Le principali cause dello stress lavoro correlato possono essere ricomprese nella categoria più ampia dei conflitti organizzativi e interpersonali che abbracciano tutte quelle situazioni in cui l’organizzazione del lavoro non è chiara, condivisa ed efficace e le dinamiche relazionali non supportano una buona gestione delle criticità al fine di generare una collaborazione produttiva. Alcuni aspetti interni legati ai contesti pubblici, in particolare quelli delle Amministrazioni comunali, presentano delle somiglianze di contesto che possono influire e determinare la conflittualità all’interno del sistema organizzativo. In particolare: La crisi che dall’anno 2008 ha investito il sistema economico internazionale ha avuto delle ripercussioni anche nelle Pubbliche Amministrazioni. Si lavora di più con meno risorse.
Lo sviluppo tecnologico ha comportato una rigidità delle procedure che non permette la personalizzazione del servizio e ne aumenta la burocratizzazione.

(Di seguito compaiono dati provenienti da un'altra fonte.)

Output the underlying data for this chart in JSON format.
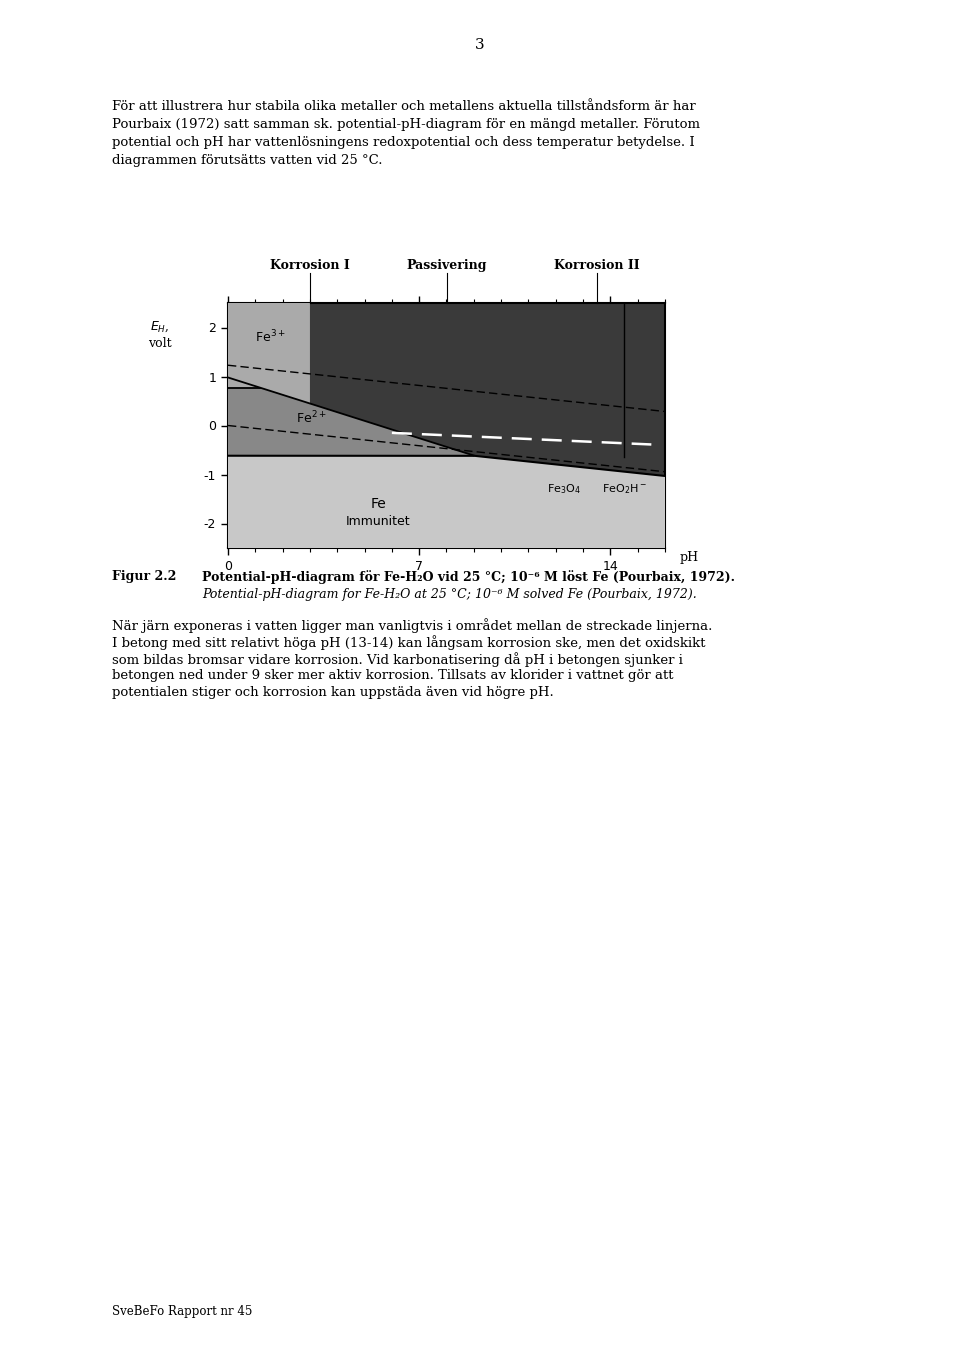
{
  "page_number": "3",
  "header_text_line1": "För att illustrera hur stabila olika metaller och metallens aktuella tillståndsform är har",
  "header_text_line2": "Pourbaix (1972) satt samman sk. potential-pH-diagram för en mängd metaller. Förutom",
  "header_text_line3": "potential och pH har vattenlösningens redoxpotential och dess temperatur betydelse. I",
  "header_text_line4": "diagrammen förutsätts vatten vid 25 °C.",
  "label_korrosion1": "Korrosion I",
  "label_passivering": "Passivering",
  "label_korrosion2": "Korrosion II",
  "ylabel_line1": "E",
  "ylabel_line2": "H,",
  "ylabel_line3": "volt",
  "xlabel": "pH",
  "ytick_labels": [
    "-2",
    "-1",
    "0",
    "1",
    "2"
  ],
  "ytick_vals": [
    -2,
    -1,
    0,
    1,
    2
  ],
  "xtick_labels": [
    "0",
    "7",
    "14"
  ],
  "xtick_vals": [
    0,
    7,
    14
  ],
  "xlim": [
    0,
    16
  ],
  "ylim": [
    -2.5,
    2.5
  ],
  "label_fe3plus": "Fe$^{3+}$",
  "label_fe2plus": "Fe$^{2+}$",
  "label_fe": "Fe",
  "label_immunitet": "Immunitet",
  "label_fe3o4": "Fe$_3$O$_4$",
  "label_feo2h": "FeO$_2$H$^-$",
  "color_immunity": "#cccccc",
  "color_fe2plus": "#909090",
  "color_fe3plus": "#aaaaaa",
  "color_passivation": "#404040",
  "color_corr1_upper": "#606060",
  "figcap_label": "Figur 2.2",
  "figcap_swedish": "Potential-pH-diagram för Fe-H₂O vid 25 °C; 10⁻⁶ M löst Fe (Pourbaix, 1972).",
  "figcap_english": "Potential-pH-diagram for Fe-H₂O at 25 °C; 10⁻⁶ M solved Fe (Pourbaix, 1972).",
  "body_line1": "När järn exponeras i vatten ligger man vanligtvis i området mellan de streckade linjerna.",
  "body_line2": "I betong med sitt relativt höga pH (13-14) kan långsam korrosion ske, men det oxidskikt",
  "body_line3": "som bildas bromsar vidare korrosion. Vid karbonatisering då pH i betongen sjunker i",
  "body_line4": "betongen ned under 9 sker mer aktiv korrosion. Tillsats av klorider i vattnet gör att",
  "body_line5": "potentialen stiger och korrosion kan uppstäda även vid högre pH.",
  "footer_text": "SveBeFo Rapport nr 45",
  "background_color": "#f5f5f0"
}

L’upgrade continuo delle procedure informatiche richiede sempre nuovi aggiornamenti, aumentando il fabbisogno di tempo legato alla formazione e, dunque, il carico di lavoro complessivo. L’età media dei lavoratori presenti al pubblico di 51 anni, cosa che può favorire un disallineamento tra le procedure informatiche e le competenze per la loro rapida applicazione. Il turnover ciclico dei ruoli di leadership che possono aumentare il contrasto con ruoli aventi una lunga anzianità di servizio.

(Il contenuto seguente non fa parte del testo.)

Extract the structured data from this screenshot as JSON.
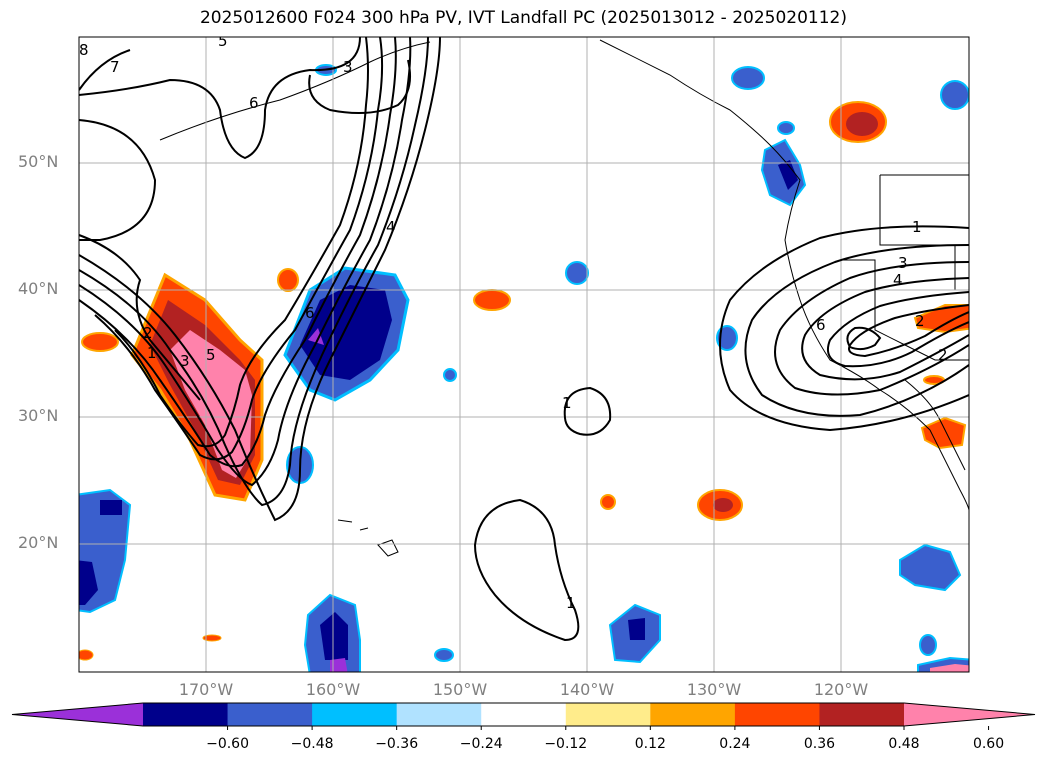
{
  "title": "2025012600 F024 300 hPa PV, IVT Landfall PC (2025013012 - 2025020112)",
  "lat_labels": [
    "50°N",
    "40°N",
    "30°N",
    "20°N"
  ],
  "lon_labels": [
    "170°W",
    "160°W",
    "150°W",
    "140°W",
    "130°W",
    "120°W"
  ],
  "colorbar": {
    "ticks": [
      "−0.60",
      "−0.48",
      "−0.36",
      "−0.24",
      "−0.12",
      "0.12",
      "0.24",
      "0.36",
      "0.48",
      "0.60"
    ],
    "colors": [
      "#9b30d9",
      "#00008b",
      "#3a5fcd",
      "#00bfff",
      "#b0e2ff",
      "#ffffff",
      "#ffec8b",
      "#ffa500",
      "#ff4500",
      "#b22222",
      "#ff82ab"
    ]
  },
  "contour_labels": {
    "c1": "1",
    "c2": "2",
    "c3": "3",
    "c4": "4",
    "c5": "5",
    "c6": "6",
    "c7": "7",
    "c8": "8",
    "c9": "1",
    "c10": "1",
    "c11": "3",
    "c12": "4",
    "c13": "6",
    "c14": "2",
    "c15": "1",
    "c16": "1",
    "c17": "3",
    "c18": "5",
    "c19": "2",
    "c20": "6"
  }
}
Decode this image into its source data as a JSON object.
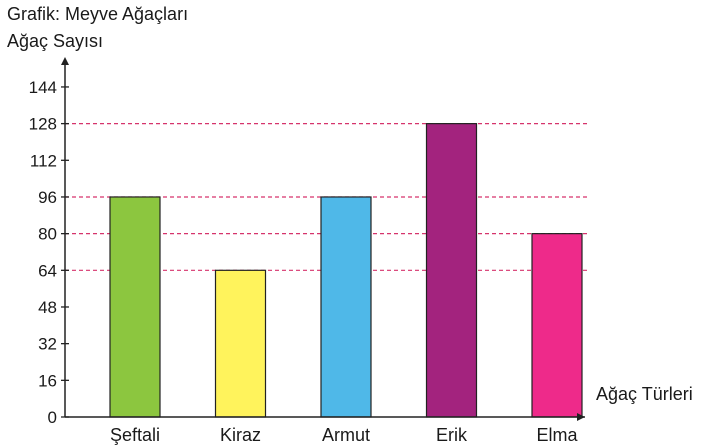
{
  "chart_data": {
    "type": "bar",
    "title": "Grafik: Meyve Ağaçları",
    "ylabel": "Ağaç Sayısı",
    "xlabel": "Ağaç Türleri",
    "categories": [
      "Şeftali",
      "Kiraz",
      "Armut",
      "Erik",
      "Elma"
    ],
    "values": [
      96,
      64,
      96,
      128,
      80
    ],
    "colors": [
      "#8cc63f",
      "#fff35c",
      "#4fb8e8",
      "#a3237e",
      "#ee2a8a"
    ],
    "ylim": [
      0,
      144
    ],
    "yticks": [
      0,
      16,
      32,
      48,
      64,
      80,
      96,
      112,
      128,
      144
    ],
    "reference_line_color": "#d6336c",
    "grid": false
  }
}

Le problematiche che portano il cittadino a richiedere un servizio al Comune sono spesso legate alla sfera della propria sicurezza personale (economica, di salute, personale etc..) che egli può sentire “minacciata”. Ciò incide sul livello emotivo di paura e aggressività con la quale si presenta allo sportello prima ancora d’incontrare qualsiasi operatore. E’ stato ipotizzato che tali elementi, se non gestiti adeguatamente e supportati da una competenza conflittuale solida e opportunamente valorizzata, possano portare a situazioni di tensione capaci di ripercuotersi tanto sul clima lavorativo quanto sulla qualità del servizio erogato.

E’ in questa ottica che INAIL, INCA e ANCI hanno progettato un Modello sperimentale di gestione delle relazioni negli ambienti di lavoro, che si è posto l’obiettivo di migliorare le capacità relazionali dei lavoratori, in particolare delle risorse adibite ai servizi aperti al pubblico. Attraverso un percorso di formazione e consulenza mirato alla diffusione di strumenti finalizzati al miglioramento del clima lavorativo, tramite l’aumento della competenza conflittuale al fine di prevenire di alcuni fattori di rischio che incidono sul
sistema di sicurezza e salute nei luoghi di lavoro.